Trade unions will hold a confidential vote on November 20 and 21 to determine whether to go on an indefinite strike to replace the National Pension Scheme (NPS) with the Old Pension Scheme (OPS). The vote will involve approximately 12 lakh Indian Railways employees and 3.9 lakh civilian workers in various defense establishments, including ordnance factories. If two-thirds of the voters favour, the unions will go ahead with their indefinite strike plans. Already parallels are drawn comparing the proposed strike with the railway strike of 1974, which has very much relevance even today. So what is this 1974 strike all about?
The 20-day railway workers' strike of 1974 was a watershed moment in the history of labour movements in India. It sent shockwaves through the government of Prime Minister Indira Gandhi, raising concerns about the growing power of labour unions in the country. This strike, which paralyzed the Indian Railways and disrupted daily life for millions, was a turning point in the ongoing struggle between the government and labour unions, highlighting the pressing issues of workers' rights and the demand for better working conditions.
The Spark of the Strike
The origins of the 1974 railway strike can be traced back to several long-standing grievances of the railway workers. The primary issue was the demand for better wages and working conditions, which had been accumulating for years. Workers were frustrated with their stagnant wages, lack of job security, and the absence of a pension scheme.
The labour unions, notably the All India Railwaymen's Federation (AIRF) and the National Federation of Indian Railwaymen (NFIR), spearheaded the movement. These unions had been negotiating with the government for several months before the strike, seeking better terms for the railway workers.
The All India Railwaymen's Federation (AIRF) held a strike demanding an eight-hour workday for locomotive staff and a pay raise. The strike was prompted by stagnant pay scales for locomotive staff, which had not risen in many years, even though pay scales for other government-owned entities had increased.
In addition, the AIRF was concerned about the Railway Board's practice of using the term "continuous work" to describe locomotive staff duties. This implied that workers could be required to work for as long as the train was in motion, even for several days at a time.

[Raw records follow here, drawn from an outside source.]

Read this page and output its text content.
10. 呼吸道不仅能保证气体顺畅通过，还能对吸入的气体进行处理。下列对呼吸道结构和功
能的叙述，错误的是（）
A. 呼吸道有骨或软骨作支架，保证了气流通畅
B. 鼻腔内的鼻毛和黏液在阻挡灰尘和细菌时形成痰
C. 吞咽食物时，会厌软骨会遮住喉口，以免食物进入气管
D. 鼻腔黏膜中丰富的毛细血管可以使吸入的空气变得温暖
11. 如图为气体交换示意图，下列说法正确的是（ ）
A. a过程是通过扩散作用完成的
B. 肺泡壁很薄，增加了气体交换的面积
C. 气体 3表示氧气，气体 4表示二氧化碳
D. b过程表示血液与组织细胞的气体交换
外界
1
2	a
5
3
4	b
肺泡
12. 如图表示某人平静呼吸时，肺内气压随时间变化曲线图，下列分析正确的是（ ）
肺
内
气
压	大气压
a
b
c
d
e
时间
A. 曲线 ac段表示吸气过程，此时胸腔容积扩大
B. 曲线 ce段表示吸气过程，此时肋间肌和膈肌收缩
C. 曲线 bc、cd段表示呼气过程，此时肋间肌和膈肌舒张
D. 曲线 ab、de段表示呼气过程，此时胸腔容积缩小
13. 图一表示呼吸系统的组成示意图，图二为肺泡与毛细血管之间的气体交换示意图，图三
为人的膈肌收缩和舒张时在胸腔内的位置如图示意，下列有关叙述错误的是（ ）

The AIRF argued that this violated the internationally accepted standard of an eight-hour workday.
Traditional railway union leaders were also becoming increasingly distant from worker demands and aligned with politicians. This further alienated workers, especially locomotive pilots.
The spread of diesel engines and the increased workload on locomotive staff since the 1960s had extended continuous working hours to days, which created even more resentment. Despite being a government-owned entity, the Railways had not implemented the eight-hour workday for locomotive staff.
The Strike Unleashed
On May 8, 1974, the unions declared a nationwide strike, impacting the operations of the Indian Railways. Approximately 1.7 million railway workers joined the strike, leading to the near-total shutdown of train services across the country. The strike's widespread nature was an indicator of the deep-rooted dissatisfaction among railway employees.
The strike had a severe impact on the economy and daily life. Trains, which were the lifeline of transportation in India, came to a screeching halt. Passengers were stranded, goods remained undelivered, and businesses suffered significant losses. The government was forced to take immediate action.
The Indira Gandhi government, caught off guard by the scale of the strike, declared a state of emergency on June 25, 1975. This move gave the government sweeping powers, including the authority to suppress dissent and curtail civil liberties. It also led to the arrest of many labour leaders and activists who were actively involved in the strike.
The government began negotiations with the labour unions, ultimately reaching an agreement with them. The major outcome of the negotiations was the formation of a committee to address the workers' concerns, and a commitment to addressing some of the workers' long-standing demands, including wage revisions.
Legacy and Impact
The 1974 railway strike had a profound and lasting impact on labour movements in India. It demonstrated the collective strength of workers when they united for a common cause. The strike also highlighted the challenges faced by the working class in India, such as fair wages, job security, and access to a pension scheme.
The strike marked the beginning of a series of labour movements and strikes in the following years, challenging the government's approach to labour policies and workers' rights. In essence, it laid the groundwork for broader discussions on labour reforms, social security, and the rights of the working class in India.
The 20-day railway workers' strike of 1974 remains a significant chapter in the annals of India's labour history. It exposed the deep-seated discontent among the railway workers and the challenges they faced in their quest for better working conditions. The strike's impact was not limited to the railway industry; it had a broader influence on labour movements and workers' rights in the country, setting the stage for future discussions and reforms in labour policies. It is a testament to the power of collective action and the role of labour unions in advocating for the rights of the working class.